Salman Sufi, an adviser to Sharif, said the transit visas would be limited to Afghans who have already been accepted for immigration elsewhere.
"Shehbaz has approved on-arrival visas for Afghan refugees who need to pass through Pakistan to reach their destination, which has approved their immigration," he tweeted.
Under the new visa policy, Islamabad will issue a 30-day transit visa within 24 hours to Afghan nationals seeking to travel to a third country after their immigration is approved.
More than 100,000 Afghans have entered Pakistan on visas obtained after the Taliban takeover 10 months ago. They are mostly educated professionals looking to resettle in another country.
Before their arrival, Islamabad was already hosting an estimated 1.3 million documented refugees. Several hundred thousand more Afghans live in the country undocumented. So far this year, the UN's International Organization for Migration (IOM) has recorded the return of some 34,000 Afghan refugees from Pakistan to Afghanistan.

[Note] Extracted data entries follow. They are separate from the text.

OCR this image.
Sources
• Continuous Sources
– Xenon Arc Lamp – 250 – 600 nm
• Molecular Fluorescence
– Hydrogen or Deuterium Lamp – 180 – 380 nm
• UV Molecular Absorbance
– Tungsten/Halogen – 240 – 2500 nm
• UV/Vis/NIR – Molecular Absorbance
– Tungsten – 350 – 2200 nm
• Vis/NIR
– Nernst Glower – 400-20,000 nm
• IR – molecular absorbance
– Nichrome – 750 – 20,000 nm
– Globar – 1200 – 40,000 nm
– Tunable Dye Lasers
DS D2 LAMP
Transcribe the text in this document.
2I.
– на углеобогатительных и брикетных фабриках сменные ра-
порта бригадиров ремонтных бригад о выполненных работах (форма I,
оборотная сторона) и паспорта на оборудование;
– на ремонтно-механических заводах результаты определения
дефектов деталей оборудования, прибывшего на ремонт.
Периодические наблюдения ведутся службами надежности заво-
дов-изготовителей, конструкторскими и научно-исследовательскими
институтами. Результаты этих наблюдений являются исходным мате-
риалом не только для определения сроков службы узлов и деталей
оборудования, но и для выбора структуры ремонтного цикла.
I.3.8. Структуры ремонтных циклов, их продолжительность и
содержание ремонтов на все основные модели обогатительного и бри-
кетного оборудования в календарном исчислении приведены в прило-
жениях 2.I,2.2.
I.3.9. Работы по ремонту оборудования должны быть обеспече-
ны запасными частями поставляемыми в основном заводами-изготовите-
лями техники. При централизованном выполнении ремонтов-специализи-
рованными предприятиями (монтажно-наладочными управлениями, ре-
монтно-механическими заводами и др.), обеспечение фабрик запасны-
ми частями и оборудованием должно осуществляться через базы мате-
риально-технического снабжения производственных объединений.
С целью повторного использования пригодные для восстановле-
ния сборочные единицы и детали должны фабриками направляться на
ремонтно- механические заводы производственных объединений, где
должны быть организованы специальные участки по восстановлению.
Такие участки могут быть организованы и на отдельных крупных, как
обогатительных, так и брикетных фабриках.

Since the Soviet invasion of Afghanistan in 1979, Islamabad has become home to several million Afghan refugees, one of the world's largest refugee populations. After the demise of the previous Taliban regime, which ruled from 1996 to 2001, more than 5 million Afghans voluntarily returned to their country from Pakistan over the course of nearly two decades, according to UNHCR, the UN refugee agency.
Islamabad is not a signatory to international conventions on the rights of refugees. Its treatment of Afghan refugees during the past three decades has swung between generosity and discrimination, and Pakistan has faced widespread accusations by Afghan refugees of harassment, ill-treatment, arbitrary detentions, and forced returns to Afghanistan.